Soudan : au moins 79 journalistes arrêtés depuis le début des manifestations

Reporters sans frontières (RSF) a dévoilé au cours d’une conférence de presse sur la situation au Soudan organisée à Paris, l’arrestation d’au moins 79 journalistes en marge du mouvement de protestation contre le régime qui touche le pays depuis près de deux mois.

Depuis le début des manifestations contre la hausse du prix du pain le 19 décembre 2018 qui se sont rapidement muées en mouvement de colère générale contre le régime soudanais, RSF a recensé 79 arrestations de journalistes. La campagne d’interpellations systématiques a non seulement touché les reporters qui couvraient les rassemblements un peu partout dans le pays mais également les journalistes qui ont osé protester contre la politique de censure et d’arrestations menée par les autorités pour empêcher les informations de circuler. Le 14 janvier dernier, RSF avait notamment dénoncé la “chasse aux journalistes” du régime après les arrestations de 28 professionnels des médias, interpellés alors qu’ils participaient à un rassemblement pour dénoncer la récurrence des atteintes à la liberté de la presse dans leur pays.


Au plus fort de la répression début février, 16 journalistes se trouvaient depuis plus de 48 heures et pour certains depuis plusieurs semaines dans les geôles du régime soudanais. Ils ont tous été libérés au cours des derniers jours après une rencontre entre le président Omar el-Béchir et plusieurs responsables de journaux.


“La libération des journalistes détenus est loin d’avoir mis fin à la répression contre la presse, déplore Arnaud Froger, responsable du bureau Afrique de RSF. Nous demandons la fin de la censure et notamment les confiscations de journaux à répétition ainsi que l’abandon de toutes les poursuites contre les professionnels de l’information. Il n’y aura pas de sortie de crise au Soudan sans journalistes libres d’y témoigner de l’actualité”.

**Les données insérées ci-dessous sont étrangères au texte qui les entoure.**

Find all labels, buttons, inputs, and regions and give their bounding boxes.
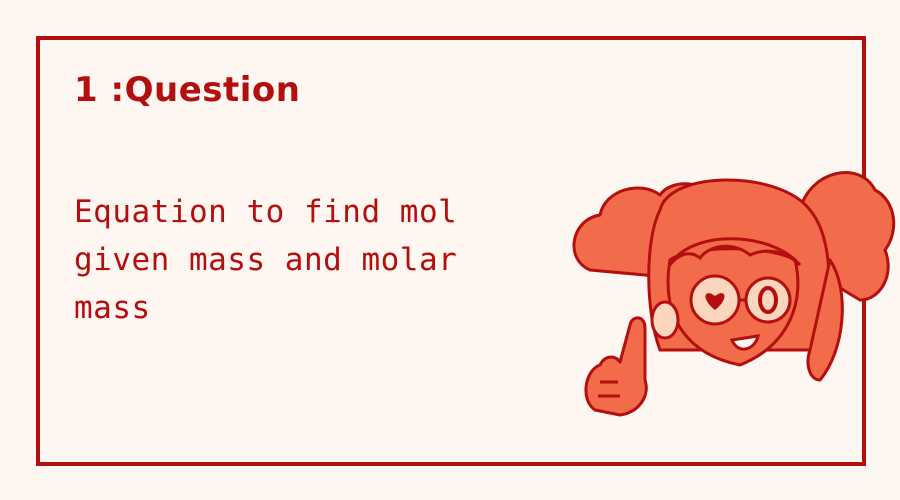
pointing-hand-icon bbox=[584, 316, 648, 417]
mascot-illustration bbox=[572, 171, 896, 417]
eye bbox=[758, 286, 778, 314]
glasses-icon bbox=[689, 274, 792, 326]
hair-right-lock bbox=[806, 258, 844, 382]
question-text: Equation to find mol given mass and mola… bbox=[74, 194, 458, 326]
ear bbox=[650, 300, 680, 340]
question-title: 1 :Question bbox=[74, 70, 301, 110]
heart-eye-icon bbox=[705, 293, 725, 310]
mouth bbox=[729, 334, 760, 351]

La presse écrite asphyxiée par l’hyper-censure   


Si des journalistes ont été libérés, le tout puissant service de renseignement et de sécurité soudanais (NISS) poursuit en effet les confiscations de journaux et les interdictions de parution. Depuis le 19 décembre, RSF en a recensées 63. Le journal Al-Jareeda, l’un des plus visés, a pu paraître moins d’un jour sur deux depuis le début de la répression. Cette politique d’hyper-censure a déjà coûté déjà plusieurs dizaines de milliers d’euros à la presse soudanaise.


Plusieurs journalistes font par ailleurs l’objets de poursuites judiciaires pour leur couverture des événements dont Osman Mirghani, rédacteur en chef d’Al-Tayyar, Shamael Al-Noor, journaliste pour le même quotidien et Durra Gambo, reporter freelance. Quant à Yousra Elbagir, correspondante pour plusieurs médias étrangers dont CNN, la BBC et Channel 4, elle a annoncé avoir quitté le Soudan après avoir été menacée de poursuites pouvant mener à la peine de mort. 


Le Conseil national de la presse et des publications (NCPP), l’organe de régulation contrôlé par le régime soudanais, et Bushara Guma Aror, le ministre de l’Information, n’ont pas répondu aux appels téléphoniques et aux messages envoyés par RSF.


Le Soudan occupe la 174e place sur 180 dans le Classement 2018 de la liberté de la presse établi par RSF.